<68>De nos fleuves germains tous les bords sont couverts
De peuples rassemblés des bouts de l'univers;
A leur nombre accablant il faut que je m'oppose.
Si je couvre un pays, c'est l'autre que j'expose;
Je vole à l'ennemi le plus audacieux,
Je l'atteins; une voix m'appelle en d'autres lieux.
Luttant de tous côtés contre une hydre de princes,
Mon bras seul ne peut plus garantir nos provinces;
Tandis que mon État par eux est envahi,
Mes propres alliés m'ont lâchement trahi.
Ai-je pu raffermir la vertu dans leurs âmes?
Ai-je pu déchirer tant de pactes, de trames
Qui les rendront un jour, loin d'accomplir leurs vœux,
L'opprobre et le mépris de nos derniers neveux?
Lorsque de tant de maux mon âme est oppressée,
Un démon des soldats dérange la pensée;
Ce qui me paraît blanc à leurs yeux paraît noir,
Leurs chefs aussi troublés n'ont plus des yeux pour voir,
Un brouillard triste et sombre offusque leurs idées.

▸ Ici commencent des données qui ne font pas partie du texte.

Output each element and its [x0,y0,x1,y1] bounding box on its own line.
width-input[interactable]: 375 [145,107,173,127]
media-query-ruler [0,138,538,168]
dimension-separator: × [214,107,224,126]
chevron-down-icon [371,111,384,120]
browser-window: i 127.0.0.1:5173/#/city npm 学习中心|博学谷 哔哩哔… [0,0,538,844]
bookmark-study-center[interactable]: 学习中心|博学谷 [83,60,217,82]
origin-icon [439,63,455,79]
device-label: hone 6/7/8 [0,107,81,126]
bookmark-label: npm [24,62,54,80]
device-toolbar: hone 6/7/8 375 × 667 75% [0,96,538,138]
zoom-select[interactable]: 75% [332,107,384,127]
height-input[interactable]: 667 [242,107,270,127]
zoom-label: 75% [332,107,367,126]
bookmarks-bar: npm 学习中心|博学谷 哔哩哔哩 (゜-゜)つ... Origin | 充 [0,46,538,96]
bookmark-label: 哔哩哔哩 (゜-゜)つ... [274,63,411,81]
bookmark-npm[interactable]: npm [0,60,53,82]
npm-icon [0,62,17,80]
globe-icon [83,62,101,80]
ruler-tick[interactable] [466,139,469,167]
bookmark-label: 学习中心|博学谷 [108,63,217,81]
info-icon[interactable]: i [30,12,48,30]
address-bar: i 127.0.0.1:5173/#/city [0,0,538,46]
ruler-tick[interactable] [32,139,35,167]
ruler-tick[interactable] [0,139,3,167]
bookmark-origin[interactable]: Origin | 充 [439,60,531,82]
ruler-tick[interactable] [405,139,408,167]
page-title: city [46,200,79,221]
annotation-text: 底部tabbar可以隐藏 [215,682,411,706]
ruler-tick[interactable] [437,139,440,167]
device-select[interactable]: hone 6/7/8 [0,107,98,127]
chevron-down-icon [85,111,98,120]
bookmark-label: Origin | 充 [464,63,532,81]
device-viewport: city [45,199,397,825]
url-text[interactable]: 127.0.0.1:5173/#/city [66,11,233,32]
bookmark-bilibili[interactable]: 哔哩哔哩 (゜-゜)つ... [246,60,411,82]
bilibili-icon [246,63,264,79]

Je suis environné d'âmes intimidées,
J'attise les lueurs de leur faible raison,
J'oppose, mais en vain, l'antidote au poison.

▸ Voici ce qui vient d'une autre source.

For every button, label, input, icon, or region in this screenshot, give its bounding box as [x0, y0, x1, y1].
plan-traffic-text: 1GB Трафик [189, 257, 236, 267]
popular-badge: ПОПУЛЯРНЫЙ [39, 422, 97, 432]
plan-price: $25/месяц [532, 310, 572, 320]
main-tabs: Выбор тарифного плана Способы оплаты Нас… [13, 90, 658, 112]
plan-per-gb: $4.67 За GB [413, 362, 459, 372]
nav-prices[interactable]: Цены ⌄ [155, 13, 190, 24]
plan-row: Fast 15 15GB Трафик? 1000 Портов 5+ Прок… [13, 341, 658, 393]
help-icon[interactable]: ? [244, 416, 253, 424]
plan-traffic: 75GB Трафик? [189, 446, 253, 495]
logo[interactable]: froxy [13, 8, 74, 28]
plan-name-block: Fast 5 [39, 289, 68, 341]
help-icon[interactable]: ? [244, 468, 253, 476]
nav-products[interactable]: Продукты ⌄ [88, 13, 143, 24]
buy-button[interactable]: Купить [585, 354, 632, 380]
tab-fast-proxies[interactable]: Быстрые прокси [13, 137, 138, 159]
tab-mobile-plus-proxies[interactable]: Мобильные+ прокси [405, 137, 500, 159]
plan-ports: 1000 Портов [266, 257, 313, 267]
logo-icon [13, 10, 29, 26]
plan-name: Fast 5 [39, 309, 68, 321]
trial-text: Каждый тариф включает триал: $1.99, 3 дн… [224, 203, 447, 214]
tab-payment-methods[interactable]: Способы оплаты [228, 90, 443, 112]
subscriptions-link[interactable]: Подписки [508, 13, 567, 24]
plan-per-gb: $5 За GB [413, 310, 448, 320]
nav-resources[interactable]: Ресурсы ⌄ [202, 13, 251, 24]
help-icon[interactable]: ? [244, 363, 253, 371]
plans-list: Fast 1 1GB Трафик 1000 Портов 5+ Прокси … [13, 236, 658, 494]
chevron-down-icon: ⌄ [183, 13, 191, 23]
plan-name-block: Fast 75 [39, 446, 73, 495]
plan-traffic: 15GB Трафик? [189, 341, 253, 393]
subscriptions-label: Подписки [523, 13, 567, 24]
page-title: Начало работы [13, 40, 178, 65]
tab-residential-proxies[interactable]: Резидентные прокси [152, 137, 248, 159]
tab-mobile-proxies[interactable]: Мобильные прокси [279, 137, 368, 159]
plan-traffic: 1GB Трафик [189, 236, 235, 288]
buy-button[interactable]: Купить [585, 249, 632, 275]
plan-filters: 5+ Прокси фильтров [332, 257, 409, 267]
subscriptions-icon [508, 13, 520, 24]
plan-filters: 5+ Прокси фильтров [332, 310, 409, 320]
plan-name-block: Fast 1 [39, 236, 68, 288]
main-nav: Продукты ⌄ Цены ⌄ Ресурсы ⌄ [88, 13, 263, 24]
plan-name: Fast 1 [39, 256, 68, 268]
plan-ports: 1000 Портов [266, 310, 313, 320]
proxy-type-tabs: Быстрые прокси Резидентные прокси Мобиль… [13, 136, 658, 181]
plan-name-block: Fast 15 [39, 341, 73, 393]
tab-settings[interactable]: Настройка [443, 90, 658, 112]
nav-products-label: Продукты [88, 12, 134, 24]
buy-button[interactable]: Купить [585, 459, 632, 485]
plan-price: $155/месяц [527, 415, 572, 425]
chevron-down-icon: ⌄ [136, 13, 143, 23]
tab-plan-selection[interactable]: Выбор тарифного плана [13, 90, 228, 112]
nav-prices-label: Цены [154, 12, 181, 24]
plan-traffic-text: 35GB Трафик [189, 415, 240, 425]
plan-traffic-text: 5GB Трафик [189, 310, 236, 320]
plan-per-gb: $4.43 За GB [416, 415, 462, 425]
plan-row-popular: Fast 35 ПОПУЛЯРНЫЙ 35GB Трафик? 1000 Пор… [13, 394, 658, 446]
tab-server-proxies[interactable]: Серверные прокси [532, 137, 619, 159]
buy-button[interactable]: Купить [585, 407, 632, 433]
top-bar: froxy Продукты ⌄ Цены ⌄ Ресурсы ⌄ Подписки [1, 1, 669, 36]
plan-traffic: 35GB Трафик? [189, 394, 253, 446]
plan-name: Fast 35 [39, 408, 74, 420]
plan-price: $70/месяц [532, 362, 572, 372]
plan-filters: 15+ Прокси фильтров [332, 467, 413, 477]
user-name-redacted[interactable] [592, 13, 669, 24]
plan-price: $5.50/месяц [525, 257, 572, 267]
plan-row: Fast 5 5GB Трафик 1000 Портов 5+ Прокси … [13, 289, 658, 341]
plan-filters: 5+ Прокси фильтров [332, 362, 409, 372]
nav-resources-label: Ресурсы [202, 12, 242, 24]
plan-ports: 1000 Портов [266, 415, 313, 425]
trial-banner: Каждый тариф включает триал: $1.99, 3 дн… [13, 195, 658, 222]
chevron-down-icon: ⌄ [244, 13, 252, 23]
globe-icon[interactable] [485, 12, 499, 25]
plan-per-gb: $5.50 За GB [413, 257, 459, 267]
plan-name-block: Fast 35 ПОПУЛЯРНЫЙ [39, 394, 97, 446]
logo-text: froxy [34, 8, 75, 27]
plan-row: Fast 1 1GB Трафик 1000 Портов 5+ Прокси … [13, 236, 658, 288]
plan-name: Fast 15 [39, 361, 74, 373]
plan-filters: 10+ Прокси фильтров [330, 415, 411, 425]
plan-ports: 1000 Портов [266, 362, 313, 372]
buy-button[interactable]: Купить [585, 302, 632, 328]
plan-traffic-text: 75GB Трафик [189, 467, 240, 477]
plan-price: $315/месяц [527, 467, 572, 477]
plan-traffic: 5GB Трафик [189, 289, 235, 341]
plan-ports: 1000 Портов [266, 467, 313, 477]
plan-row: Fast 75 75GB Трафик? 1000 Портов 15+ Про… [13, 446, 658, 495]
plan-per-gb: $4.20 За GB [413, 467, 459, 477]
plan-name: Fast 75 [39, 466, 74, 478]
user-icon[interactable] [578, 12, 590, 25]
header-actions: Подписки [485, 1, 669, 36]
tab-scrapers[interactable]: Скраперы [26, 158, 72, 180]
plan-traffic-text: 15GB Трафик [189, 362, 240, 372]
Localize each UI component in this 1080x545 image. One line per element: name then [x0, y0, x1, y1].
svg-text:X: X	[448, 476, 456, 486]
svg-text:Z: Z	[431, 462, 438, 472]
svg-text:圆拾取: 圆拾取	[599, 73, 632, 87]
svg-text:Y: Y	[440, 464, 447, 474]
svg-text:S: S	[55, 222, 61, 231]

Le nombre d'ennemis, le danger qui s'augmente,
Des revers tout récents, accroissent l'épouvante.
Cependant l'ennemi, remuant, inquiet,
Roule dans son esprit un dangereux projet;
Il faut, ou le combattre, ou succomber sur l'heure.
Il faut que d'un héros l'âme supérieure
Donne l'exemple en tout, du dernier au premier.
Ainsi, près de l'Euphrate un antique palmier
Élève les rameaux de sa superbe tête,
Brave, sans s'ébranler, l'assaut de la tempête,
Tandis que l'aquilon au bord des vives eaux
Courbe les tendres joncs et brise les roseaux.
Mais ces roseaux, ma sœur, de nos combats décident;
Et que peut l'officier quand leurs cœurs s'intimident?